Being a principled defender of free speech is never easy. And today’s assaults on the right to the unencumbered exchange of ideas make the mission particularly grueling.
In both the past and present, a sizable portion of the political right has insisted that the First Amendment shouldn’t be used as a shield for things like flag burning, protests against police brutality, and pornography. Similarly, many on the left insist the Constitution doesn’t protect things like amorphously defined “hate speech,” paid political advocacy, and … pornography.
Now, the culture on many college campuses — sometimes encouraged by professors — deems violent shutdowns of controversial speakers to be a form of free speech. But this only works under the logic that the loudest voice is the victor in the competition of ideas.
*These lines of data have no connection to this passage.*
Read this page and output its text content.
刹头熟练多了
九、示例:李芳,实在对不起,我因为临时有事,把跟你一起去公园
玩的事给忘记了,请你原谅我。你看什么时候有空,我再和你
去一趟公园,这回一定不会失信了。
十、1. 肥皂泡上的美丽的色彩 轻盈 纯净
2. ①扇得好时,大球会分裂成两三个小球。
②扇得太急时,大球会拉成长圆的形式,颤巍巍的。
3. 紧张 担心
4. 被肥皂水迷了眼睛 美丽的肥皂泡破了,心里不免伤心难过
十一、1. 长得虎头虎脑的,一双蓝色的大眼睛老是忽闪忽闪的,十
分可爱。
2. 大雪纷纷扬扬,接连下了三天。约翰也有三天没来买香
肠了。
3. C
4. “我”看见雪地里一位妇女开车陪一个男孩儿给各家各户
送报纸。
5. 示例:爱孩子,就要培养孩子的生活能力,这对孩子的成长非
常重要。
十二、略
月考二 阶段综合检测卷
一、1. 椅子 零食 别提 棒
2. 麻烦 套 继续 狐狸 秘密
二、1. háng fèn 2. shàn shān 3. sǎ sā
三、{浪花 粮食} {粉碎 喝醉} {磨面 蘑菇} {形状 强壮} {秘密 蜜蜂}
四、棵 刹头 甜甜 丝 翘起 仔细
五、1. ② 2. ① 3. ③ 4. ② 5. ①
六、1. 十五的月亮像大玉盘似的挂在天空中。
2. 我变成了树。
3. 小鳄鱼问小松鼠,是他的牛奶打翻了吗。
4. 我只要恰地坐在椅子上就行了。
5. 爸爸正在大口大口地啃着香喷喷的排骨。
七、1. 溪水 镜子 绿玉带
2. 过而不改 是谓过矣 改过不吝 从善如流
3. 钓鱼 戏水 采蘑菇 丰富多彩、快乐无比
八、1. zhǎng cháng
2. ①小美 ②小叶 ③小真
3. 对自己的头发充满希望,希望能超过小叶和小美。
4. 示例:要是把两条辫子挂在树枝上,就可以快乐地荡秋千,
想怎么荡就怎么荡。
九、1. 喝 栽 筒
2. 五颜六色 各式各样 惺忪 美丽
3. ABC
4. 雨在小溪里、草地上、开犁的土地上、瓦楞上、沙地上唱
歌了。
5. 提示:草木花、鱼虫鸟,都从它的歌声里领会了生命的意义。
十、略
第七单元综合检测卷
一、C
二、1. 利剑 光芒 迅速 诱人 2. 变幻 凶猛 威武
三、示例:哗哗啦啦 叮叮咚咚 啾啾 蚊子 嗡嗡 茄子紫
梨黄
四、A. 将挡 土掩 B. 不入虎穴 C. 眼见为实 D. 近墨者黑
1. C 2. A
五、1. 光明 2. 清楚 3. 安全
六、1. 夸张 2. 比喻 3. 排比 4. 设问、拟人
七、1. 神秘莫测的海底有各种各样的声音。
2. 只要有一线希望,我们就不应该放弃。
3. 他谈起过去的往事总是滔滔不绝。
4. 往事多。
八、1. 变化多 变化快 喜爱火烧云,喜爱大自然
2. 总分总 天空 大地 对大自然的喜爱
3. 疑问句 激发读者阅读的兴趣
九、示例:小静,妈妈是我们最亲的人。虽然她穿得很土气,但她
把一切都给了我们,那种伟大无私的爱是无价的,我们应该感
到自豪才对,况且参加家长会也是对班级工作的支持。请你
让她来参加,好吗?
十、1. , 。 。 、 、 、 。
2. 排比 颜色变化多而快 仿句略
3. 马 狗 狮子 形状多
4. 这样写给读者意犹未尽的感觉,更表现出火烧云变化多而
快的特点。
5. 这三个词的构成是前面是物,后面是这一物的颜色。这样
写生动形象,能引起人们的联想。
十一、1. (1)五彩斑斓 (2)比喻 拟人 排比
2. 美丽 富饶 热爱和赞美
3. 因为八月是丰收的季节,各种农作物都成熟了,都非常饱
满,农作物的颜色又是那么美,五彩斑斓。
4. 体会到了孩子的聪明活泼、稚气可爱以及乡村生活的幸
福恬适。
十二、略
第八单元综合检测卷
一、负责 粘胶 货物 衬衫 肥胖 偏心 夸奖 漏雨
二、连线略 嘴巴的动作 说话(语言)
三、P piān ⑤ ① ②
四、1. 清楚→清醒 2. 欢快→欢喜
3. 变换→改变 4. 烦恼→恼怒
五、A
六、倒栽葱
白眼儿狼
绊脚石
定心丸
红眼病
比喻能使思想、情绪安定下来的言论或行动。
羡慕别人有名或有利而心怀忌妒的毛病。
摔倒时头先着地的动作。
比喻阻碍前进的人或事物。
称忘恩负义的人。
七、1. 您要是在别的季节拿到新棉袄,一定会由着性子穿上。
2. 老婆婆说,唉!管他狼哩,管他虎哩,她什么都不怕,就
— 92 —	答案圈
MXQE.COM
That mob rule should be embraced by those claiming to represent the most vulnerable voices is disconcerting, and fails on a basic level to understand how the protection of unpopular, controversial, and subjectively offensive speech is the same protection that allows marginalized groups to fight against the tyranny of both government and the social majority.
The idea that the First Amendment only protects from the incursion on free expression by the government is held by many, but it is wrong. Protest is free speech, but there is a line where it becomes an unconstitutional violation of another person’s right to free expression.
That’s why the recent policy imposed by the Board of Regents at the University of Wisconsin to confront the “heckler’s veto” creates such a conundrum. Ostensibly an affirmation of UW’s “commitment to academic freedom and freedom of expression, and expectations for those who violate these freedoms,” the policy creates new sanctions for students who cross the line from dissent to abridging others’ ability to express themselves.